In the end, my dress hadn’t done that, but there had been other problems. Their chapter had been sanctioned for hazing and was eventually shuttered.

But she was unwilling to tell me her true motivation for being here today, and an uncomfortable silence stretched out as she stared at me on the floor with her eyes narrowed and her lower lip slightly extended.

If I’d had any artistic ability, I could have painted her portrait and called it Vivienne, Pensive .

“Well, thanks for coming, even if you’re not being honest about your reasons,” I finally said.

I began the struggle to get up, which was a little embarrassing in front of her.

She didn’t make any offer of help and she just sat there and silently watched me.

I had turned red by the time I walked to the door and I tried not to limp at all.

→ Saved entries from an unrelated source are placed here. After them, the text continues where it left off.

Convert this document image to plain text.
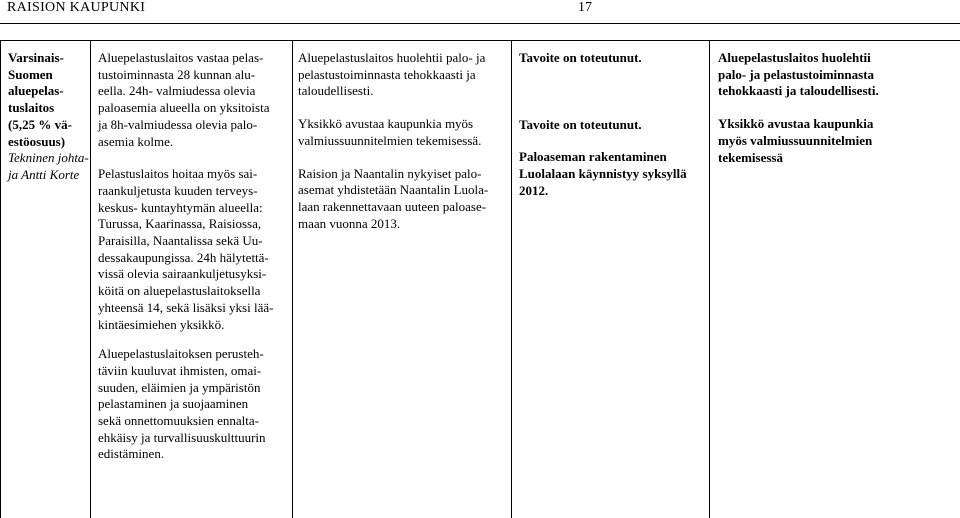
RAISION KAUPUNKI	17

Varsinais-
Suomen
aluepelas-
tuslaitos
(5,25 % vä-
estöosuus)

Tekninen johta-
ja Antti Korte

Aluepelastuslaitos vastaa pelas-
tustoiminnasta 28 kunnan alu-
eella. 24h- valmiudessa olevia
paloasemia alueella on yksitoista
ja 8h-valmiudessa olevia palo-
asemia kolme.

Pelastuslaitos hoitaa myös sai-
raankuljetusta kuuden terveys-
keskus- kuntayhtymän alueella:
Turussa, Kaarinassa, Raisiossa,
Paraisilla, Naantalissa sekä Uu-
dessakaupungissa. 24h hälytettä-
vissä olevia sairaankuljetusyksi-
köitä on aluepelastuslaitoksella
yhteensä 14, sekä lisäksi yksi lää-
kintäesimiehen yksikkö.

Aluepelastuslaitoksen perusteh-
täviin kuuluvat ihmisten, omai-
suuden, eläimien ja ympäristön
pelastaminen ja suojaaminen
sekä onnettomuuksien ennalta-
ehkäisy ja turvallisuuskulttuurin
edistäminen.

Aluepelastuslaitos huolehtii palo- ja
pelastustoiminnasta tehokkaasti ja
taloudellisesti.

Yksikkö avustaa kaupunkia myös
valmiussuunnitelmien tekemisessä.

Raision ja Naantalin nykyiset palo-
asemat yhdistetään Naantalin Luola-
laan rakennettavaan uuteen paloase-
maan vuonna 2013.

Tavoite on toteutunut.

Tavoite on toteutunut.

Paloaseman rakentaminen
Luolalaan käynnistyy syksyllä
2012.

Aluepelastuslaitos huolehtii
palo- ja pelastustoiminnasta
tehokkaasti ja taloudellisesti.

Yksikkö avustaa kaupunkia
myös valmiussuunnitelmien
tekemisessä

Then I held it open, and when she still didn’t move, I pointed toward the hallway.

“Goodbye, Vivienne. We probably won’t ever see each other again, since I won’t let you in if you come back.”

“There’s no reason to be a bitch,” she told me.

“There is,” I said. “You just admitted that you came to the hospital and saw how I’d been hurt.

You didn’t bother to stick around and see if I needed help, though, and I did need it.

Months have passed since then but neither you, your husband Lance, or any of Grant’s other friends have shown their faces one time.

I haven’t gotten a text or a call asking how I was.

And I was bad!” I told her. “I got really hurt and everyone I knew—”

“Just so you’re aware, Emerson, we’re all on Grant’s side. Obviously,” she interrupted, but she did finally stand and take the two steps from my desk to the door. “We were sorry that it happened, but we’ll always support him, not you.”

“And yet, you dropped in now,” I mentioned. “You’re still here and I want you to leave.”